Paying More for Less
Under PPACA, after 2018, the subsidies allowed will be below the projected rate of rising health care costs. When this intentional shortfall is added to Obamacare's 18 different tax increases (not including the individual mandate, now judicially certified as a tax in itself), the result will be that American families will be paying even more, for less.
States that are moving forward to establish the exchanges as called for are already spending billions of federal dollars just to help begin implementing the complex bureaucracy and even more complex technology platform that will be required. Not only must policymakers integrate what is, in many states, a completely outdated Medicaid computer system with the exchanges, but the technology platform must also have the ability to collect and analyze eligibility data and then transmit that data to the federal government.
That's because the IRS will need access to all the data from each state in order to advise the exchanges how much of a subsidy is available for insurance companies to buy down the cost of coverage for policyholders.
This past August, President Obama's Department of Health and Human Services handed out another nearly $900 million to eight states working on implementation of their exchanges. California recently signed a $360 million contract with a company to help them just get an exchange up and running. Massachusetts spends over $30 million per year on administrative costs for their exchange.

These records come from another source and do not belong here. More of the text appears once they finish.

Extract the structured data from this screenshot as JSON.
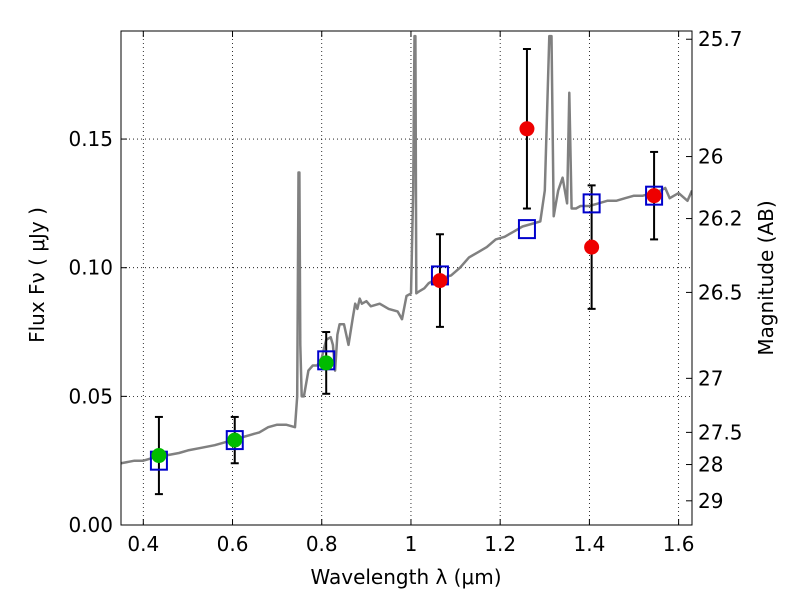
{
  "chart_data": {
    "type": "scatter",
    "xlabel": "Wavelength  λ (μm)",
    "ylabel": "Flux  Fν  ( μJy )",
    "y2label": "Magnitude (AB)",
    "xlim": [
      0.35,
      1.63
    ],
    "ylim": [
      0.0,
      0.192
    ],
    "grid": true,
    "xticks": [
      {
        "value": 0.4,
        "label": "0.4"
      },
      {
        "value": 0.6,
        "label": "0.6"
      },
      {
        "value": 0.8,
        "label": "0.8"
      },
      {
        "value": 1.0,
        "label": "1"
      },
      {
        "value": 1.2,
        "label": "1.2"
      },
      {
        "value": 1.4,
        "label": "1.4"
      },
      {
        "value": 1.6,
        "label": "1.6"
      }
    ],
    "yticks": [
      {
        "value": 0.0,
        "label": "0.00"
      },
      {
        "value": 0.05,
        "label": "0.05"
      },
      {
        "value": 0.1,
        "label": "0.10"
      },
      {
        "value": 0.15,
        "label": "0.15"
      }
    ],
    "y2ticks": [
      {
        "mag": "25.7",
        "flux": 0.1888
      },
      {
        "mag": "26",
        "flux": 0.1432
      },
      {
        "mag": "26.2",
        "flux": 0.1191
      },
      {
        "mag": "26.5",
        "flux": 0.0904
      },
      {
        "mag": "27",
        "flux": 0.057
      },
      {
        "mag": "27.5",
        "flux": 0.036
      },
      {
        "mag": "28",
        "flux": 0.0235
      },
      {
        "mag": "29",
        "flux": 0.0094
      }
    ],
    "model_spectrum": {
      "color": "#808080",
      "x": [
        0.35,
        0.38,
        0.4,
        0.42,
        0.45,
        0.48,
        0.5,
        0.53,
        0.56,
        0.58,
        0.6,
        0.62,
        0.64,
        0.66,
        0.68,
        0.7,
        0.72,
        0.74,
        0.745,
        0.748,
        0.75,
        0.752,
        0.755,
        0.76,
        0.77,
        0.78,
        0.79,
        0.8,
        0.81,
        0.82,
        0.825,
        0.83,
        0.835,
        0.84,
        0.85,
        0.86,
        0.87,
        0.875,
        0.88,
        0.885,
        0.89,
        0.9,
        0.91,
        0.93,
        0.95,
        0.97,
        0.98,
        0.99,
        1.0,
        1.005,
        1.008,
        1.01,
        1.012,
        1.02,
        1.03,
        1.04,
        1.05,
        1.07,
        1.09,
        1.11,
        1.13,
        1.15,
        1.17,
        1.19,
        1.21,
        1.23,
        1.25,
        1.27,
        1.29,
        1.3,
        1.31,
        1.315,
        1.32,
        1.325,
        1.33,
        1.34,
        1.35,
        1.355,
        1.36,
        1.37,
        1.38,
        1.4,
        1.42,
        1.44,
        1.46,
        1.48,
        1.5,
        1.52,
        1.54,
        1.56,
        1.57,
        1.58,
        1.6,
        1.62,
        1.63
      ],
      "y": [
        0.024,
        0.025,
        0.025,
        0.026,
        0.027,
        0.028,
        0.029,
        0.03,
        0.031,
        0.032,
        0.033,
        0.034,
        0.035,
        0.036,
        0.038,
        0.039,
        0.039,
        0.038,
        0.05,
        0.137,
        0.137,
        0.07,
        0.05,
        0.05,
        0.06,
        0.062,
        0.062,
        0.065,
        0.072,
        0.073,
        0.07,
        0.06,
        0.074,
        0.078,
        0.078,
        0.07,
        0.081,
        0.086,
        0.084,
        0.088,
        0.086,
        0.087,
        0.085,
        0.086,
        0.084,
        0.083,
        0.08,
        0.089,
        0.09,
        0.13,
        0.19,
        0.19,
        0.09,
        0.091,
        0.092,
        0.094,
        0.095,
        0.096,
        0.097,
        0.1,
        0.104,
        0.106,
        0.108,
        0.111,
        0.112,
        0.114,
        0.116,
        0.117,
        0.118,
        0.13,
        0.19,
        0.19,
        0.12,
        0.125,
        0.13,
        0.135,
        0.125,
        0.168,
        0.123,
        0.123,
        0.124,
        0.124,
        0.125,
        0.126,
        0.126,
        0.127,
        0.128,
        0.128,
        0.129,
        0.13,
        0.131,
        0.127,
        0.129,
        0.126,
        0.13
      ]
    },
    "model_bands": {
      "marker": "open-square",
      "color": "#0000cc",
      "x": [
        0.435,
        0.605,
        0.81,
        1.065,
        1.26,
        1.405,
        1.545
      ],
      "y": [
        0.025,
        0.033,
        0.064,
        0.097,
        0.115,
        0.125,
        0.128
      ]
    },
    "observed_green": {
      "marker": "filled-circle",
      "color": "#00bb00",
      "x": [
        0.435,
        0.605,
        0.81
      ],
      "y": [
        0.027,
        0.033,
        0.063
      ],
      "err": [
        0.015,
        0.009,
        0.012
      ]
    },
    "observed_red": {
      "marker": "filled-circle",
      "color": "#ee0000",
      "x": [
        1.065,
        1.26,
        1.405,
        1.545
      ],
      "y": [
        0.095,
        0.154,
        0.108,
        0.128
      ],
      "err": [
        0.018,
        0.031,
        0.024,
        0.017
      ]
    }
  }
}
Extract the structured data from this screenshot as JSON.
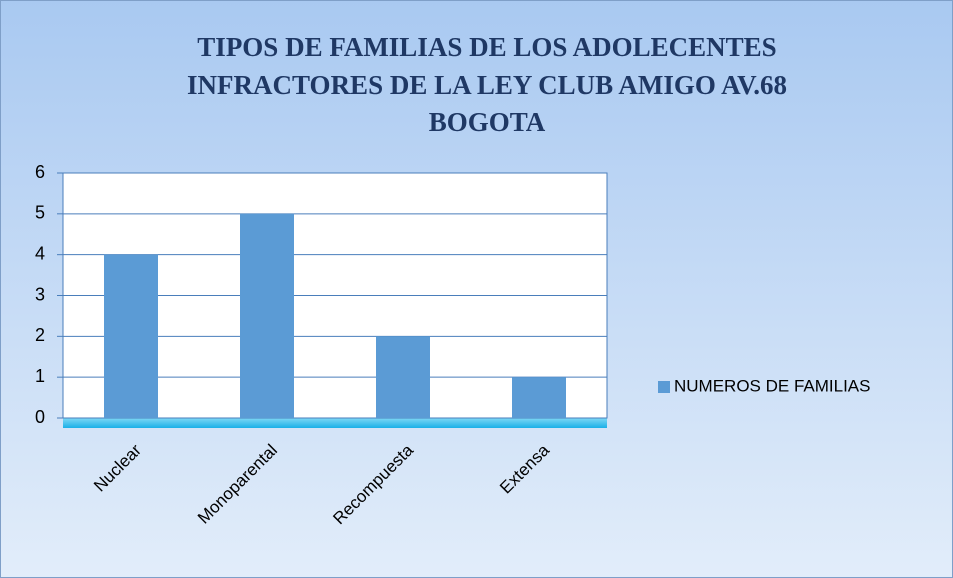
{
  "chart_data": {
    "type": "bar",
    "title": [
      "TIPOS  DE FAMILIAS DE LOS ADOLECENTES",
      "INFRACTORES DE LA LEY CLUB AMIGO AV.68",
      "BOGOTA"
    ],
    "categories": [
      "Nuclear",
      "Monoparental",
      "Recompuesta",
      "Extensa"
    ],
    "series": [
      {
        "name": "NUMEROS DE FAMILIAS",
        "color": "#5b9bd5",
        "values": [
          4,
          5,
          2,
          1
        ]
      }
    ],
    "ylim": [
      0,
      6
    ],
    "yticks": [
      0,
      1,
      2,
      3,
      4,
      5,
      6
    ],
    "grid": true,
    "legend": "right"
  }
}
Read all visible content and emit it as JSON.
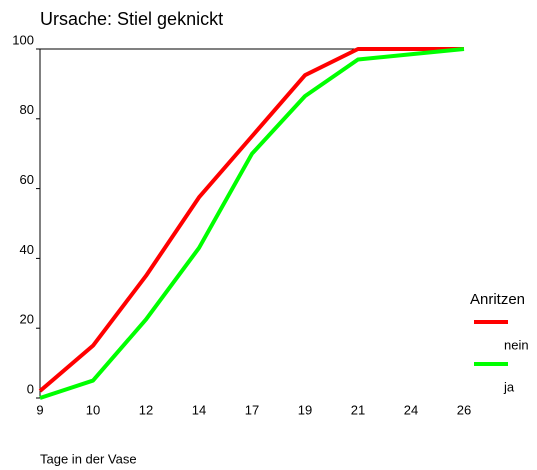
{
  "chart_data": {
    "type": "line",
    "title": "Ursache: Stiel geknickt",
    "x_label": "Tage in der Vase",
    "categories": [
      "9",
      "10",
      "12",
      "14",
      "17",
      "19",
      "21",
      "24",
      "26"
    ],
    "series": [
      {
        "name": "nein",
        "color": "#ff0000",
        "values": [
          2,
          15,
          35,
          57.5,
          75,
          92.5,
          100,
          100,
          100
        ]
      },
      {
        "name": "ja",
        "color": "#00ff00",
        "values": [
          0,
          5,
          22.5,
          43,
          70,
          86.5,
          97,
          98.5,
          100
        ]
      }
    ],
    "ylim": [
      0,
      100
    ],
    "yticks": [
      0,
      20,
      40,
      60,
      80,
      100
    ],
    "legend_title": "Anritzen",
    "legend": "right",
    "grid": false
  }
}
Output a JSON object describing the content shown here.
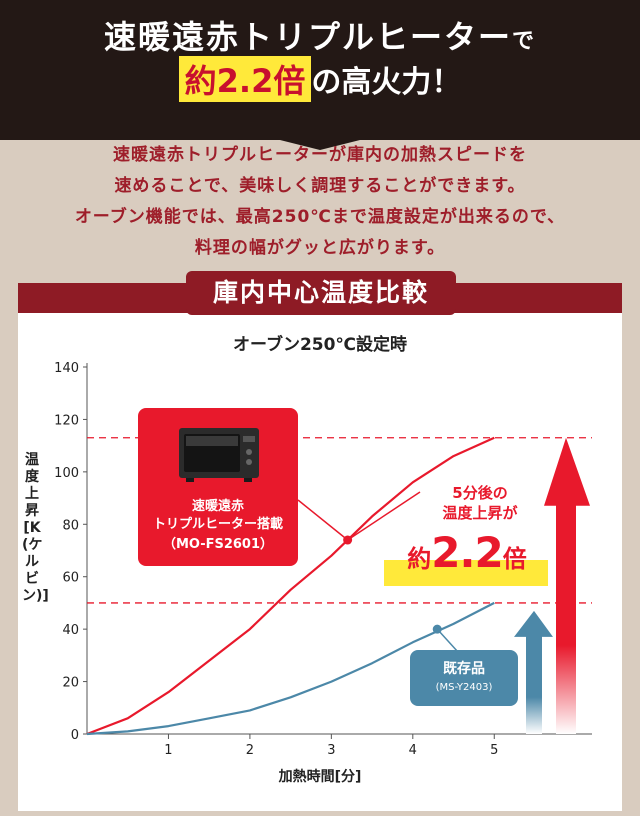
{
  "header": {
    "line1_main": "速暖遠赤トリプルヒーター",
    "line1_suffix": "で",
    "line2_highlight": "約2.2倍",
    "line2_rest": "の高火力！"
  },
  "lead": {
    "lines": [
      "速暖遠赤トリプルヒーターが庫内の加熱スピードを",
      "速めることで、美味しく調理することができます。",
      "オーブン機能では、最高250℃まで温度設定が出来るので、",
      "料理の幅がグッと広がります。"
    ]
  },
  "section_title": "庫内中心温度比較",
  "colors": {
    "dark": "#231815",
    "brand_red": "#8e1b25",
    "accent_red": "#e8192c",
    "accent_blue": "#4c88a8",
    "highlight_yellow": "#ffe93a"
  },
  "callouts": {
    "new_model": {
      "line1": "速暖遠赤",
      "line2": "トリプルヒーター搭載",
      "model": "（MO-FS2601）"
    },
    "old_model": {
      "label": "既存品",
      "model": "(MS-Y2403)"
    },
    "annotation": {
      "line1": "5分後の",
      "line2": "温度上昇が",
      "prefix": "約",
      "value": "2.2",
      "suffix": "倍"
    }
  },
  "chart_data": {
    "type": "line",
    "title": "オーブン250℃設定時",
    "xlabel": "加熱時間[分]",
    "ylabel": "温度上昇[K(ケルビン)]",
    "xlim": [
      0,
      6.2
    ],
    "ylim": [
      0,
      140
    ],
    "x_ticks": [
      1,
      2,
      3,
      4,
      5
    ],
    "y_ticks": [
      0,
      20,
      40,
      60,
      80,
      100,
      120,
      140
    ],
    "grid": false,
    "reference_lines_y": [
      113,
      50
    ],
    "series": [
      {
        "name": "速暖遠赤トリプルヒーター搭載（MO-FS2601）",
        "color": "#e8192c",
        "x": [
          0,
          0.5,
          1,
          1.5,
          2,
          2.5,
          3,
          3.5,
          4,
          4.5,
          5
        ],
        "y": [
          0,
          6,
          16,
          28,
          40,
          55,
          68,
          83,
          96,
          106,
          113
        ]
      },
      {
        "name": "既存品(MS-Y2403)",
        "color": "#4c88a8",
        "x": [
          0,
          0.5,
          1,
          1.5,
          2,
          2.5,
          3,
          3.5,
          4,
          4.5,
          5
        ],
        "y": [
          0,
          1,
          3,
          6,
          9,
          14,
          20,
          27,
          35,
          42,
          50
        ]
      }
    ],
    "markers": [
      {
        "series": 0,
        "x": 3.2,
        "y": 74
      },
      {
        "series": 1,
        "x": 4.3,
        "y": 40
      }
    ]
  }
}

The kicker: due to administrative costs, an identical policy will be more expensive when purchased through an exchange than from outside. Even before the exchanges begin, new insurance broker fees and other hidden taxes are being piled on families and businesses.
Lobbyists on the March
Interest groups have deployed lobbyists to every crevice of state legislatures and governors' suites, peddling the poll-tested language of “free-market reforms,” “state-based control,” “keep power away from Washington,” and “won't our state do a better job of making decisions for our residents than politicians in D.C.?”
What they fail to reveal is that—in spite of everything—states will have little control over the fundamental rules under which the health insurance exchanges function.
State legislators and governors must have very short memories if they forget that Medicaid was supposed to be a state-based program too—but now states must go hat in hand to Washington, when controlled by either party, to make even minor changes to their Medicaid programs.
If that is not enough, the checklist for states to comply with the exchange rules runs 27 pages long, with many tasks being so vaguely defined as to make it nearly impossible to know in advance if time and money spent will be adequate.
Resistance by States Could Stymie Feds
But here's a ray of hope: states that resist the lobbying onslaught and refuse to begin establishing these puppet exchanges may be taking a large step toward blocking PPACA's implementation, period. You see, the law does not appear to give a federal exchange the authority to offer subsidies to insurers, without which the whole scheme would collapse.
While the administration will try to laugh this out of court, no one can predict how judges will rule. Scoffers should recall that litigation against the individual mandate and the Medicaid mandate was also deemed hopeless not long ago.
We the people and our elected state legislators should just say no to these market-fixing, government-created, and ultimately government- and corporate-crony-controlled health insurance exchanges.
This is a top priority for every American who believes that the Obama's health care law has put us on the wrong path—everyone who wants decisions made by patients and families, not politicians and their pals. Cronyism and collectivism, to which both parties unfortunately are susceptible, must not go unopposed. Let's raise our voices accordingly.